The etiology of PAD syndromes is not well understood in most patients. Studies have shown that individuals with PAD syndromes are at an elevated risk of severe and recurrent infections, cancer, autoimmunity, and allergic diseases.
In most cases, individuals with PAD syndromes are subjected to subcutaneous or intravenous immunoglobulin replacement therapy every one to four weeks. This is performed as a precautionary measure to reduce the incidence of an infection and prevent severe symptoms.
About the study
A recent study published on the medRxiv* preprint server provides a prospective analysis based on the SARS-CoV-2-specific B- and T-cell response post-COVID-19 primary and booster vaccination in PAD patients.
Adult patients with PAD syndromes were included in the study cohort.
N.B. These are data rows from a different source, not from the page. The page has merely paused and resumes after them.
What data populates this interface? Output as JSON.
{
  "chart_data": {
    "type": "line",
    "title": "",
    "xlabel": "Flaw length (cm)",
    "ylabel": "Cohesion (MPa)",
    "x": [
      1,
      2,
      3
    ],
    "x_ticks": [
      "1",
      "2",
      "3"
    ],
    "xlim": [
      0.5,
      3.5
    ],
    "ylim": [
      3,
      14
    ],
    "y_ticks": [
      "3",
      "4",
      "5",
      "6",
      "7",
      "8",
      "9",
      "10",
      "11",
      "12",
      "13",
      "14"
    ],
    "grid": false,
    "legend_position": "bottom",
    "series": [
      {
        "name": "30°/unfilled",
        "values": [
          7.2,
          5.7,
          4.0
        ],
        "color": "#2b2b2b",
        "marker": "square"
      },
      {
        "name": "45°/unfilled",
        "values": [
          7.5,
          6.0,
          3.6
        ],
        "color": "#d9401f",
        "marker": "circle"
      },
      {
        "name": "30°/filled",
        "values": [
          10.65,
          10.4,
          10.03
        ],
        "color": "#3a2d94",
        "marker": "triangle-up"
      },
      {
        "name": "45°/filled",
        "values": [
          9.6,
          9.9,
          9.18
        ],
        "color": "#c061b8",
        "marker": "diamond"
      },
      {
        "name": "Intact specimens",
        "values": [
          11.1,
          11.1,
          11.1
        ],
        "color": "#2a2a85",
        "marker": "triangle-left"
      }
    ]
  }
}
Each patient was categorized based on vaccination status.
The entry criteria required each patient to receive the first dose of the COVID-19 vaccine within 14 days of enrollment. After 28 days of the first dose, each candidate should have received the second dose of an mRNA or adenoviral-vector vaccine.
Participants with a history of human immunodeficiency virus (HIV) infection, cancer, or previous immunosuppressive treatment were excluded from the study cohort.
Taken together, thirty adults, including 27 females and three males with PAD syndromes, participated in the current study. The average age of the candidates was 48.4 years old. Immunocompetent healthy donors constituted the control group.
SARS-CoV-2 vaccination was positively associated with the production of long-lived memory B- and CD4+ T-cell responses in the study cohort, with the extent of immune responses comparable to healthy donors. Importantly, the SARS-CoV-2-specific memory B-cell response was associated with neutralizing antibody titers that were effective against the Omicron variant following COVID-19 booster vaccination.
In the study cohort, only four candidates did not generate spike-specific memory B-cell responses after COVID-19 vaccination. These individuals exhibited a lower concentration of memory B-cells and activated B-cells as compared to most participants in the cohort. This indicates that memory B- and T-cells are strongly associated with long-term protective immunity in individuals with PAD syndromes.
Following primary vaccination of COVID-19-naïve PAD patients, reduced immunoglobulin G1 (IgG1) antibodies associated with SARS-CoV-2-specific memory B-cells were observed. These cells exhibited errored CD11c expression with a positive correlation between the percentage of spike-specific CD11c+ and IgG1+ cells after vaccination. Following booster vaccination, the defect in IgG1 class-switching in some PAD patients was restored.
Taken together, SARS-CoV-2 vaccination was found to initiate both a conventional and double negative memory B-cell response in most PAD patients that was persistent for at least 150 days after primary vaccination.
The current study reported most individuals with PAD syndromes produced a memory B- and T-cell response, which was similar to the immune response in healthy groups, following the primary vaccination regimen. Thus, the administration of COVID-19 booster doses further improved B- and T-cell responses, which was found to be effective against the Omicron variant as well.
The study findings provide an important insight related to the capacity of PAD patients in producing memory B- and T-cells, which provides protection against SARS-CoV-2 infection.
medRxiv publishes preliminary scientific reports that are not peer-reviewed and, therefore, should not be regarded as conclusive, guide clinical practice/health-related behavior, or treated as established information.